Rationale: The mechanistic basis for using Itraconazole in pneumocystosis is fundamentally incompatible — Pneumocystis jirovecii is intrinsically resistant to azole antifungals due to its unique low-ergosterol cell membrane and structural alterations in its CYP51/PCERG11 enzyme, as confirmed at the molecular level (PMID 12606318). No clinical trials exist, and none of the 20 identified publications support direct PCP treatment with Itraconazole. The TxGNN score of 99.34% represents a knowledge graph generalisation artefact rather than a valid clinical prediction, and this indication should be deprioritised or removed from the candidate list.

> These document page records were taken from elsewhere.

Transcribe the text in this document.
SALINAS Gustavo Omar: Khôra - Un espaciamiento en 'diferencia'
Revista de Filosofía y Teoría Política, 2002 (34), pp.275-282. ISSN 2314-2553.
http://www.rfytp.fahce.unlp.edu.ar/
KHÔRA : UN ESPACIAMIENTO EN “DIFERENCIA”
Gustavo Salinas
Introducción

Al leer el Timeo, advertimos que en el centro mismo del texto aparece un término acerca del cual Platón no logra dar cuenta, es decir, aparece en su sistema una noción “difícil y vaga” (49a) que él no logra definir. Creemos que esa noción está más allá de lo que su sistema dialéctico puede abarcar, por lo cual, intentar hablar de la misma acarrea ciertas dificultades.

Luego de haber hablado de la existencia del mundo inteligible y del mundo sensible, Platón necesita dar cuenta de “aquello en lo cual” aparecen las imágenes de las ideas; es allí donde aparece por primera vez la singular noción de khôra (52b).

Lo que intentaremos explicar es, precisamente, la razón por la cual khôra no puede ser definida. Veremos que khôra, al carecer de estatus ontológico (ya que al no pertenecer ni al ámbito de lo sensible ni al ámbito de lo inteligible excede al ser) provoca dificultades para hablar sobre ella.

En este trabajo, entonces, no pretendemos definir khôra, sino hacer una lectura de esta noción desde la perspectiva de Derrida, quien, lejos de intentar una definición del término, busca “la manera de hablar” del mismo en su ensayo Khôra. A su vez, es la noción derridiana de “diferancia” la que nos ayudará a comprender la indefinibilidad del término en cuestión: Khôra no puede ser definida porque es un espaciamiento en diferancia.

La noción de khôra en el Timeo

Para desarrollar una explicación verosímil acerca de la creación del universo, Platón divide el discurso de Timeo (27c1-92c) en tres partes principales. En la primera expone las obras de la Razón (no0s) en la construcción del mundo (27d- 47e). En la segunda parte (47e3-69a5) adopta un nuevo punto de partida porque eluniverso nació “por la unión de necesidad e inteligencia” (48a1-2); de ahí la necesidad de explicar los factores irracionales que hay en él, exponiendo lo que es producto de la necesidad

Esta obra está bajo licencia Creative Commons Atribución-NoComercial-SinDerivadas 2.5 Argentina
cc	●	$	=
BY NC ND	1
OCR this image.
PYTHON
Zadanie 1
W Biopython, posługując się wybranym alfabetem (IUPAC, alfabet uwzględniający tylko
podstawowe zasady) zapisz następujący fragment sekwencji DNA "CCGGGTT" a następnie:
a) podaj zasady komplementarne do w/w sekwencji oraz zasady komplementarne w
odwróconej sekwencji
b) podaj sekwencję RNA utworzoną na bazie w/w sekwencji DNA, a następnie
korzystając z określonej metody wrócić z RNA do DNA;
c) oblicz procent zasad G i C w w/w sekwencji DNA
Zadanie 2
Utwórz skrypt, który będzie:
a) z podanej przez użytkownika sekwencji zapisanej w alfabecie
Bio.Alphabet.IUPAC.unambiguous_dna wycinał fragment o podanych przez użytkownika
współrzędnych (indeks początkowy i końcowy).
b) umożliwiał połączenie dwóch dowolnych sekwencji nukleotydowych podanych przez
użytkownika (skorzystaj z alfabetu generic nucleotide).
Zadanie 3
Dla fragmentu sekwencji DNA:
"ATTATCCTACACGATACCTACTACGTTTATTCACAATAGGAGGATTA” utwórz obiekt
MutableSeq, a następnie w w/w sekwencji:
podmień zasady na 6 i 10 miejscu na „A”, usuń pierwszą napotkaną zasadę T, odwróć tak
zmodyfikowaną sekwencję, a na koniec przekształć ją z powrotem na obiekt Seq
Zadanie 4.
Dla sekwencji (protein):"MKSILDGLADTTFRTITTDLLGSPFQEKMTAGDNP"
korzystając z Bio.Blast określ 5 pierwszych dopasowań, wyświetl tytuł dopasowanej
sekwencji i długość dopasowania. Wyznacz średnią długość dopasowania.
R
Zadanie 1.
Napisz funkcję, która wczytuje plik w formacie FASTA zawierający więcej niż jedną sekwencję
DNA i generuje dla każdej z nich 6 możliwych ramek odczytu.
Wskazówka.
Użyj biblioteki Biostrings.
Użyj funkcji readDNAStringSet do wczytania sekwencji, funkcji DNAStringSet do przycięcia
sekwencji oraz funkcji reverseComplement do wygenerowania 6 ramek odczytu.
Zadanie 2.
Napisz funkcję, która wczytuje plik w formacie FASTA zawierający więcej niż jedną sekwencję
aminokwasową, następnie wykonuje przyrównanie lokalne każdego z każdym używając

To proceed, the following is needed:

  • Deprioritise this indication: Pneumocystosis should be flagged as a TxGNN false positive and removed from the active repurposing candidate list for Itraconazole
  • Redirect evaluation resources: The evidence pack contains two higher-quality repurposing candidates that warrant further review:
    • Rank 2 — Cryptococcal Meningitis (TxGNN 93.74%, Evidence Level L2, 3 completed clinical trials including Phase 2 RCTs, "Proceed with Guardrails"): Mechanism is sound; main limitation is low CSF penetration compared to Fluconazole
    • Rank 5 — Penicilliosis / Talaromycosis (TxGNN 89.01%, Evidence Level L2, Phase 3 trial in progress, WHO guideline-endorsed, "Proceed with Guardrails"): Itraconazole is already standard of care consolidation therapy in endemic regions
  • Address data gaps: Obtain full Singapore/HSA registration status and package insert for complete safety and contraindication review (DG001); confirm MOA data from DrugBank (DG002)
  • Algorithm feedback: Log this case as a confirmed false positive to improve future TxGNN prediction filtering for immune-mediated (non-infectious) and inherently-resistant pathogen indications

    Disclaimer

This content is for research purposes only and does not constitute medical advice. Clinical validation is required before any clinical application.